Kon Lai, at Cal State Los Angeles, made a similar point: "Share prices can be influenced excessively by investors' sentiments, especially over the short term."

These comments gave us pause, but in the end we decided to continue using stock price as one of the five criteria, in part because it reflects investors' emotions about individual companies.

*

To generate the Times 100 list, we first start with companies that have reached a certain critical mass: From a total of 1,117 public California companies, we cut that list about in half, by requiring a company to have at least $50 million in annual sales, $25 million in shareholder equity, two consecutive years of positive return on equity and a continuous share price history.

Those companies then were ranked by the five main criteria, and the ranks were averaged to produce a final score for each company. The lowest (i.e., best) score, Intel's, was 27.8, which means that 27.8 was its average rank among the five categories.

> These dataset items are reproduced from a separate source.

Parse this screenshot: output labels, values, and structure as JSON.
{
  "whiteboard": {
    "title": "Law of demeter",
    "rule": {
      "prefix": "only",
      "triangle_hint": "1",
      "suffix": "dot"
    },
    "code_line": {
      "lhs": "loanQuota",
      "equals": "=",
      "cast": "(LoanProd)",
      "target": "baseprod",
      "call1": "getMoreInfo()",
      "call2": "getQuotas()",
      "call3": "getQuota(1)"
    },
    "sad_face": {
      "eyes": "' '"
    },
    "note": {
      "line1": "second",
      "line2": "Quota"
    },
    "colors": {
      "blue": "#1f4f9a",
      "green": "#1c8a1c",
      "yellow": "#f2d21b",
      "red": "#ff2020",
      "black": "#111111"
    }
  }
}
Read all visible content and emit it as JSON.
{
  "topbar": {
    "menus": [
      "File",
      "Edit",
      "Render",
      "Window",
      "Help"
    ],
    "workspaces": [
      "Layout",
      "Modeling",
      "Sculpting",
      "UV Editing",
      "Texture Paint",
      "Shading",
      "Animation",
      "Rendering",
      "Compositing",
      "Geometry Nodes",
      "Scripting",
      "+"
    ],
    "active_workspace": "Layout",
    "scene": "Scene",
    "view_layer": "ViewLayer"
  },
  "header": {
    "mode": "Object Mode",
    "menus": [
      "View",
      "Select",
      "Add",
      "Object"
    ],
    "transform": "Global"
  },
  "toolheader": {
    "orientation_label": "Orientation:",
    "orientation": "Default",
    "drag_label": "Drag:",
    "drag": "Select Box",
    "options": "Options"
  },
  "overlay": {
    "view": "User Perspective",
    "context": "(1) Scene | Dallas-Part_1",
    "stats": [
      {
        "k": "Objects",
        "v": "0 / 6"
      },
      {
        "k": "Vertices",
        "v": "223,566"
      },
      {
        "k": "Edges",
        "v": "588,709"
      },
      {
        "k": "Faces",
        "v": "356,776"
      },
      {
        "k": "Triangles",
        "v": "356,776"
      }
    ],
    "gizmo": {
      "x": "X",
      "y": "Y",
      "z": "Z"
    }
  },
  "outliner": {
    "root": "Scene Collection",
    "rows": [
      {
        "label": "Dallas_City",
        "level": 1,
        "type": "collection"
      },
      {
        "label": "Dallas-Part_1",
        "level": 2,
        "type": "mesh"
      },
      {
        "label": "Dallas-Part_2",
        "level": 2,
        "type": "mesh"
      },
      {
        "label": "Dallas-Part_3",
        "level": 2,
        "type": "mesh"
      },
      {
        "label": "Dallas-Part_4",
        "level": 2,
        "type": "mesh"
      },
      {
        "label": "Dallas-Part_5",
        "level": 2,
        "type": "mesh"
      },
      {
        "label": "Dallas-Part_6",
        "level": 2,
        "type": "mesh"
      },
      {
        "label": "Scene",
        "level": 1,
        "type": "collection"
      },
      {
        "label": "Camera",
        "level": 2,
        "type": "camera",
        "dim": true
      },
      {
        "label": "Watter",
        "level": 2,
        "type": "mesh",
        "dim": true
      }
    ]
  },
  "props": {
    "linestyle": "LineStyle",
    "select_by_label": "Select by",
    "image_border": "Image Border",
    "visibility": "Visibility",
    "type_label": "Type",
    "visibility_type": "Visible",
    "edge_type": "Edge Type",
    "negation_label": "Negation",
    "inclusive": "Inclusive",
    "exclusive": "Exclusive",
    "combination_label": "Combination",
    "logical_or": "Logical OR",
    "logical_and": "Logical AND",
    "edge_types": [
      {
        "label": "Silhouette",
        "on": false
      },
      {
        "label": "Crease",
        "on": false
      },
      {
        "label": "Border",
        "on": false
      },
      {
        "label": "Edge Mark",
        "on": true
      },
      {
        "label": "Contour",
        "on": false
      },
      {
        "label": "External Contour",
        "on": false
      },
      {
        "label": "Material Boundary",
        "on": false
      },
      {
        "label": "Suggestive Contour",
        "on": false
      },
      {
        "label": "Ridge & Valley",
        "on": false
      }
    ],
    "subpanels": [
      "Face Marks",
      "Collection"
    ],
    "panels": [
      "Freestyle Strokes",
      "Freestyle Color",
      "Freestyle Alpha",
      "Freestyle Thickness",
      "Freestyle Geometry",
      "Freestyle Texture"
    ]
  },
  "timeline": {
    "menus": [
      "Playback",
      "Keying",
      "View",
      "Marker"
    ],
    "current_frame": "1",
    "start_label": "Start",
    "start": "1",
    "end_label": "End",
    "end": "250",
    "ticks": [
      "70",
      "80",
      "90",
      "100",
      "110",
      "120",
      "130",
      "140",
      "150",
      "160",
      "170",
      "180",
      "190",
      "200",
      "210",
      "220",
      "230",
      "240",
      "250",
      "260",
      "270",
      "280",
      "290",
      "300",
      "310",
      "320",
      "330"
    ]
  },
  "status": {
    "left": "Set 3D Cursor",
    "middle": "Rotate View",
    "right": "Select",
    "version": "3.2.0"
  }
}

As with the blind men describing the elephant, each factor tells only part of the story, but combined, they reveal a fuller picture of a company's success.

The five measures used in the Times 100 list:

* Market capitalization as of April 18. This is a company's stock price times the number of shares outstanding.

Unlike "book value," which is the theoretical liquidation value of a company's assets, market cap reflects what investors think a company is intrinsically worth. As such, it can vary tremendously depending on how glum or optimistic Wall Street feels.

* Total sales. As with market cap, companies with higher total sales will rank higher on our list, all other things being equal. Sales are a basic measure of a company's success because they tell you the size of the market for a company's products or services.

But of course, this measure makes no distinction between a high-sales company that is stagnating and one that is still growing. And a company may have high sales, yet generate little profit on those sales.

* Sales growth. We measure the percentage change in sales in the most recent four quarters, most often calendar year 1996, versus the previous four. The bigger the increase, the higher a company's ranking, all other things being equal.